Comme l’expliquent ces sources, l’ordre des réunions du Trésor avec chacune des communautés autonomes sera exécuté selon le « protocole habituel« qui régit ce type de processus et qui détermine si les communautés ayant le niveau de compétence le plus élevé et le plus avancé ceux qui ont un volume de transferts inférieur ou qui ont adhéré à un certain niveau plus tard.
Ainsi, puisque l’annulation de la dette initialement convenue entre le PSOE et l’ERC ne sera étendue qu’aux communautés à régime commun – non, à Pays Basque ou Navarre– Les réunions de trésorerie débuteront avec Catalognepour continuer plus tard avec Galice et avec Andalousie. Après ces trois communautés, et en prenant comme référence les statistiques du Ministère de la Politique Territoriale, celles qui comptent le plus grand nombre d’arrêtés royaux sur les transferts de fonctions et de services sont, dans cet ordre, celles de Valence, Îles Canaries, Castille-et-León, Îles Baléares, Aragon et Murcie. Ils sont suivis par Cantabrie, Asturies, Estrémadure, Madrid, Castille-La Manche et La Rioja.
Rendez-vous au mois de juillet
La vocation première du Trésor est de déployer ces réunions tout au long du territoire. mois de juilletavant même la réunion du Conseil de politique fiscale et financière habituel fin juillet. La vice-présidente et ministre des Finances, María Jesús Montero, avait déjà tenté d’entreprendre cette série de contacts en janvier. Puis il a annoncé qu’ils auraient lieu en février. Aujourd’hui, le gouvernement lance une nouvelle tentative, en examinant Juillet.

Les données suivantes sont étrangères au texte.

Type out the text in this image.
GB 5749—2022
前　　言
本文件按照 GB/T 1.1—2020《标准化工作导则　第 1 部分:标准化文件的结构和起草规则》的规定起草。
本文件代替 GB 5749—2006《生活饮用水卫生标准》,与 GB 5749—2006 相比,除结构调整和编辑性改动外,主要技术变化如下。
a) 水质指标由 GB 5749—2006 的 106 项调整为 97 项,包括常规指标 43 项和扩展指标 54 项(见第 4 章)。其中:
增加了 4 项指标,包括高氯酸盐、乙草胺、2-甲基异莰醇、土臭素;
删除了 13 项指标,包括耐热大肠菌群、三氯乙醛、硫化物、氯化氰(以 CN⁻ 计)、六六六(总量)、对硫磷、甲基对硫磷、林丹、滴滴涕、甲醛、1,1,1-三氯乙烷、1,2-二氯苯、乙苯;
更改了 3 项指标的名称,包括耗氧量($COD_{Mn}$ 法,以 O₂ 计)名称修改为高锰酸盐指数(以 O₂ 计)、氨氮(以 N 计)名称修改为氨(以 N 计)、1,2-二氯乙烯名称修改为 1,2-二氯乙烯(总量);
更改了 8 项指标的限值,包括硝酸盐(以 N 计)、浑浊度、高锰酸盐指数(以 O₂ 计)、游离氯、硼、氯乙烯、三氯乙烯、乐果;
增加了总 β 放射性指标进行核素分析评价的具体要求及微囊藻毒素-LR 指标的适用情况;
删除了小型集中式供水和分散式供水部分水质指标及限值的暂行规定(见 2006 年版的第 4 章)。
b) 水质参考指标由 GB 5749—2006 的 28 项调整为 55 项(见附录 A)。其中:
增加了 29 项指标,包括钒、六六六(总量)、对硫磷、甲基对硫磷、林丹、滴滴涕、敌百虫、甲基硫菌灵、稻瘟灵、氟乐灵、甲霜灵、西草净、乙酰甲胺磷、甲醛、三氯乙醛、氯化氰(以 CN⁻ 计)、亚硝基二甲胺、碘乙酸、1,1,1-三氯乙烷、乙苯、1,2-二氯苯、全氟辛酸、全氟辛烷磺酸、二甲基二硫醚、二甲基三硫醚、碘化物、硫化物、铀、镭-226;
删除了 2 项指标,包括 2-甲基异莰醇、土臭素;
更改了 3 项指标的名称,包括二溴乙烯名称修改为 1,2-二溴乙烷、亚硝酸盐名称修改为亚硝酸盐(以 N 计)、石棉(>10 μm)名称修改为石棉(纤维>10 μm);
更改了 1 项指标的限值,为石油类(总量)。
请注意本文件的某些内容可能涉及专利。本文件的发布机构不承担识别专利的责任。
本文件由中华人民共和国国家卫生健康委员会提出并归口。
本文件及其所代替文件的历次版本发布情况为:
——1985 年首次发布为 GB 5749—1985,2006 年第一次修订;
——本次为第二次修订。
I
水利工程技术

Le gouvernement n’a pas encore fait connaître la formule mathématique par laquelle la dette régionale que l’État annulera la Catalogne était estimée à 15 milliards. Lorsque cette formule sera connue, il sera peut-être possible de calculer le montant de la dette que l’État annulerait chacune des autonomies de régime commun. À l’heure actuelle, il existe des informations selon lesquelles le 15 milliards d’euros qui seront remis à la Catalogne équivalent à 20% de la dette de la Generalitat avec l’État, à travers le Fonds de liquidité autonome (FLA), mais l’Exécutif a précisé que ce pourcentage ne servira pas de référence pour l’extension de la mesure au reste des communautés autonomes qui souhaitent en bénéficier. La vérité est que le texte de l’accord entre le PSOE et l’ERC fait simplement référence au fait que l’extension de l’accord à d’autres communautés se fera sur la base de la dette plus importante que les communautés ont dû assumer pendant la précédente crise économique et financière et, en particulier, fait allusion à l’explosion du passif survenue entre 2007 et 2014quand ils ont quadruplé.
L’objectif du Gouvernement est de traduire l’annulation de la dette régionale dans un projet de loi, soit dans un projet « ad hoc », soit dans le projet de loi de finances lui-même pour 2025.
Augmentation des livraisons à payer à partir de juillet
Pour l’instant, les communautés commenceront à avoir accès à partir du mois de juillet aux nouvelles quantités, plus élevées, de livraisons en raison du système de financement région autonome correspondant à 2024.
Dans l’arrêté royal de mesures économiques d’urgence approuvé ce mardi, a été incluse la mise à jour des livraisons en compte pour les administrations territoriales. Plus précisément, le communautés autonomes Ils recevront au total 154,467 millions d’euros en 2024, soit 20 milliards de plus que l’année dernière. Le entités locales Ils recevront 28,557 millions d’euros de l’État, soit 5,260 millions d’euros de plus.